Dans le quartier de Mehrabadi, les Masih sont une famille parmi d’autres. Comme la plupart des chrétiens, le père, Misrak, est balayeur. “Il payait son loyer tous les mois. Je n’ai jamais eu de problème. Ici, on s’entend bien avec les chrétiens”, explique Malik Amjad, son propriétaire de confession musulmane. Mais, depuis quatre jours, le climat a changé dans ce quartier pauvre d’Islamabad. La porte des Masih est fermée. Ils ont fui. Comme tous les chrétiens du quartier.

Tout commence jeudi dernier. Rimsha Masih, la fille cadette de 11 ans, jette un paquet de feuilles brûlées sur le terrain vague en face de la mosquée. “Mon neveu Hammad lui a demandé ce qu’elle venait jeter”, raconte Malik Amjad. Rimsha ne répond pas. Intrigué, Hammad jette un œil sur le papier en cendres. Des pages du Coran !

Au Pakistan, la loi du blasphème condamne à mort celui qui manque de respect au livre saint. Hammad fonce dans la mosquée prévenir les fidèles réunis pour la prière du soir. Choqué, le groupe se dirige vers la maison de la famille Masih.

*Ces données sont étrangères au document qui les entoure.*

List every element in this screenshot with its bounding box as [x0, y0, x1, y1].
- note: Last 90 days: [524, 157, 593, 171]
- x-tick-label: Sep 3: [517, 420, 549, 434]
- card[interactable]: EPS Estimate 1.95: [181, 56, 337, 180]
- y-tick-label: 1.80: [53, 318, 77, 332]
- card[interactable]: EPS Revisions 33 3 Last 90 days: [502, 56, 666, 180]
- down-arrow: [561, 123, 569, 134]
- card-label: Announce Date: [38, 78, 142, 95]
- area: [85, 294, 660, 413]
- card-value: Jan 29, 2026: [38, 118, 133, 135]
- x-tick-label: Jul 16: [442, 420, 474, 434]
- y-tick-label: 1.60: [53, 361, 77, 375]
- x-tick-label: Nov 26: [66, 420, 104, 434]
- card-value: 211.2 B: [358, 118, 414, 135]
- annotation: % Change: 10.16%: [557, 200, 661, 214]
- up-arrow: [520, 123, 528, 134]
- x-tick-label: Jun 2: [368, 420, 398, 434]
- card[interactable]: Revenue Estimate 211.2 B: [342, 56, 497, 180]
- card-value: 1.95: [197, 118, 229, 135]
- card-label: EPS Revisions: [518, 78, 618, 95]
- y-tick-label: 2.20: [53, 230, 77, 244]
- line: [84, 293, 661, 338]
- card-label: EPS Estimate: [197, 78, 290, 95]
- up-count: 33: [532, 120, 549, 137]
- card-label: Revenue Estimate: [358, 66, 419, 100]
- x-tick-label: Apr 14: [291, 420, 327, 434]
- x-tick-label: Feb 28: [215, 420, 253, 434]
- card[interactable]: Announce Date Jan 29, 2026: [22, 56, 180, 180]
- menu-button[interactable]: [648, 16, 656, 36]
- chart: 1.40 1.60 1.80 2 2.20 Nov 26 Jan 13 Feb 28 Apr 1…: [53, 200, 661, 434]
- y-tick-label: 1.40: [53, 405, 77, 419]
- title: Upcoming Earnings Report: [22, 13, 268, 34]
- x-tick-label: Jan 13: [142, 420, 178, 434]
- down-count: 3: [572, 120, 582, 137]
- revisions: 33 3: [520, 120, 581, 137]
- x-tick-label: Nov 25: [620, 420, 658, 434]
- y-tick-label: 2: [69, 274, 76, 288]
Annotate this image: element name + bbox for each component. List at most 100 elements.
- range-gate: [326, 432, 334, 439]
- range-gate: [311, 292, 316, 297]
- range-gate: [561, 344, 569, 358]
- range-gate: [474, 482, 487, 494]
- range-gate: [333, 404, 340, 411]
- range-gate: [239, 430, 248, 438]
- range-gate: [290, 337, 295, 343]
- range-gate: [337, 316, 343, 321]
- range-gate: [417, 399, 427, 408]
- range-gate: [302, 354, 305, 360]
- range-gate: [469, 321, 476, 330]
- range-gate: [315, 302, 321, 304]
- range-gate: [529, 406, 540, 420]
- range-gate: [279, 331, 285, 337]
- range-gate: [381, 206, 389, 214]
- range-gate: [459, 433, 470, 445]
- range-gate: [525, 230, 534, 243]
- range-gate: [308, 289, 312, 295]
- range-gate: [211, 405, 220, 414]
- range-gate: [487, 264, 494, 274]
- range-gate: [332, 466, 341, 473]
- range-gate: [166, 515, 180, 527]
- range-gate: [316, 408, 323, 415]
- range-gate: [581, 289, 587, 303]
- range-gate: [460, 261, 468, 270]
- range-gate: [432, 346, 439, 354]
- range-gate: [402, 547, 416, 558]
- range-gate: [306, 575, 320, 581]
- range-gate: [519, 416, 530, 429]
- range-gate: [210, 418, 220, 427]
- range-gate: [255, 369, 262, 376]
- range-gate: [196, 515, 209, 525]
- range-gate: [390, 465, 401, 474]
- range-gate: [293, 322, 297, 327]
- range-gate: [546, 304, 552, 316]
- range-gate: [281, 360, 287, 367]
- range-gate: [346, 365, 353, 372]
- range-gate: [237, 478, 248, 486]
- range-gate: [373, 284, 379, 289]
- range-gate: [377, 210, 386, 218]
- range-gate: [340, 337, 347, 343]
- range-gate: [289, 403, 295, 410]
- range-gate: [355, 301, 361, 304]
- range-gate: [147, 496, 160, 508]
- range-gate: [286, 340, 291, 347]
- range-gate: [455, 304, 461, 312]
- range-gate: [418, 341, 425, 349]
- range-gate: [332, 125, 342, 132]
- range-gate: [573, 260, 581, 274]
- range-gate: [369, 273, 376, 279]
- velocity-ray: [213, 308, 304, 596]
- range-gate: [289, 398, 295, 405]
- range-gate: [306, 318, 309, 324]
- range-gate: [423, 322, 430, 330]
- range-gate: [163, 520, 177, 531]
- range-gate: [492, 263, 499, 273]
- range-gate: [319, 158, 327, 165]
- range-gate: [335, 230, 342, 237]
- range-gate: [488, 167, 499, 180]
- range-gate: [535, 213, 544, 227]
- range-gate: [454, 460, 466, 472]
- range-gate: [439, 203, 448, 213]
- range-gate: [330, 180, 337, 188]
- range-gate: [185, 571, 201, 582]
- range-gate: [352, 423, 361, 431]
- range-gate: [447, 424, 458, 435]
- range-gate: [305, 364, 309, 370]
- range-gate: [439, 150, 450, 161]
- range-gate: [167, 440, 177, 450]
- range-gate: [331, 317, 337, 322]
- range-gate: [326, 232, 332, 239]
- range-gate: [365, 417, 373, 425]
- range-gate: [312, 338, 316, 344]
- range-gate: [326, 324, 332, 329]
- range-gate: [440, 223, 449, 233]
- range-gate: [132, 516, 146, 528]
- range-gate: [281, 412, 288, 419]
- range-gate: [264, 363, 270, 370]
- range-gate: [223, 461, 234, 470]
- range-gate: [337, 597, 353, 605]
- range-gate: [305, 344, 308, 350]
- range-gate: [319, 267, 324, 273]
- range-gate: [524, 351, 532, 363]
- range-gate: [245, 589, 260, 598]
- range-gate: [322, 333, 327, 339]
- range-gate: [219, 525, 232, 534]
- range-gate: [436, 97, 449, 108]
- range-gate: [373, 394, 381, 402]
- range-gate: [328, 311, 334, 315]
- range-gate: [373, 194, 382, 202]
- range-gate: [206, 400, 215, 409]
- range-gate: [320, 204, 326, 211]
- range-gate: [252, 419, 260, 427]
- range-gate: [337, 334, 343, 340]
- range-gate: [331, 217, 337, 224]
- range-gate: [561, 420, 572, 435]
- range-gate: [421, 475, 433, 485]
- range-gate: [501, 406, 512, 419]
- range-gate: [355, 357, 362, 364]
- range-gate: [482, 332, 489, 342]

La mère s’excuse. Explique que sa fille ne savait pas qu’elle jetait des pages du Coran. “Les enfants ne vont pas à l’école et ils ne savent pas lire”, détaille Malik Amjad. Et personne n’a vu la fillette enflammer le Coran.

L’affaire aurait pu en rester là. C’était sans compter le zèle de quelques-uns. “Le soir des faits, j’ai entendu un appel depuis les haut-parleurs de la mosquée. Celui qui parlait exhortait les musulmans à relever la tête et à protester”, témoigne un des rares chrétiens restés sur place. 600 à 1 000 manifestants bloquent l’avenue principale, qui mène au centre de la capitale. La communauté chrétienne craint des représailles.

Depuis, Paul Bhatti, le ministre catholique des Minorités, tente de calmer la situation : “Je suis en contact avec la police et les mollahs. Rimsha Masih est trisomique et elle n’a que 11 ans. Elle n’est pas responsable.”

Le président de la République, Asif Ali Zardari, est monté au créneau.

Dimanche, il a demandé au ministère de l’Intérieur de diligenter une enquête et promis que la loi du blasphème ne serait pas détournée. La législation sert souvent de prétexte à des règlements de compte.

Le geste présidentiel surprend Sohail Johnson, membre de la Commission de défense des droits de l’homme, une ONG pakistanaise réputée. “Depuis 5 ans, les attaques contre les chrétiens se multiplient. Mais les autorités ne font rien. L’ancien ministre chrétien des Minorités, Shahbaz Bhatti, a été assassiné par les talibans en mars 2011. Les meurtriers courent toujours”, peste ce chrétien qui ajoute : “Zardari essaye de protéger la crédibilité de son gouvernement alors que les minorités commencent à fuir le pays.”

Le 10 août, 250 hindous ont fui en Inde pour échapper à leur lot quotidien : conversions forcées, enlèvements, extorsions Embarrassé, le ministère de l’Intérieur les a bloqués à la frontière pendant 7 heures, espérant les retenir. En vain.

La violence n’épargne pas non plus les chiites, qui représentent 20 % de la population et sont victimes de meurtres en série. Le 16 août, les talibans interceptent un autocar entre Islamabad et Gilgit, dans le nord du pays. Ils contrôlent l’identité des passagers, séparent les chiites, les alignent et les exécutent. 20 morts. Les attaques anti- chiites ont pris de l’ampleur depuis la libération de Malik Ishaq le 11 juillet 2011. Ce terroriste est le fondateur du Lashkar-e-Jhangvi, un groupe extrémiste qui attaque les minorités depuis 16 ans. “Sa libération a été interprétée comme un blanc-seing de la justice pakistanaise aux mouvements sectaires” , déplore un diplomate occidental.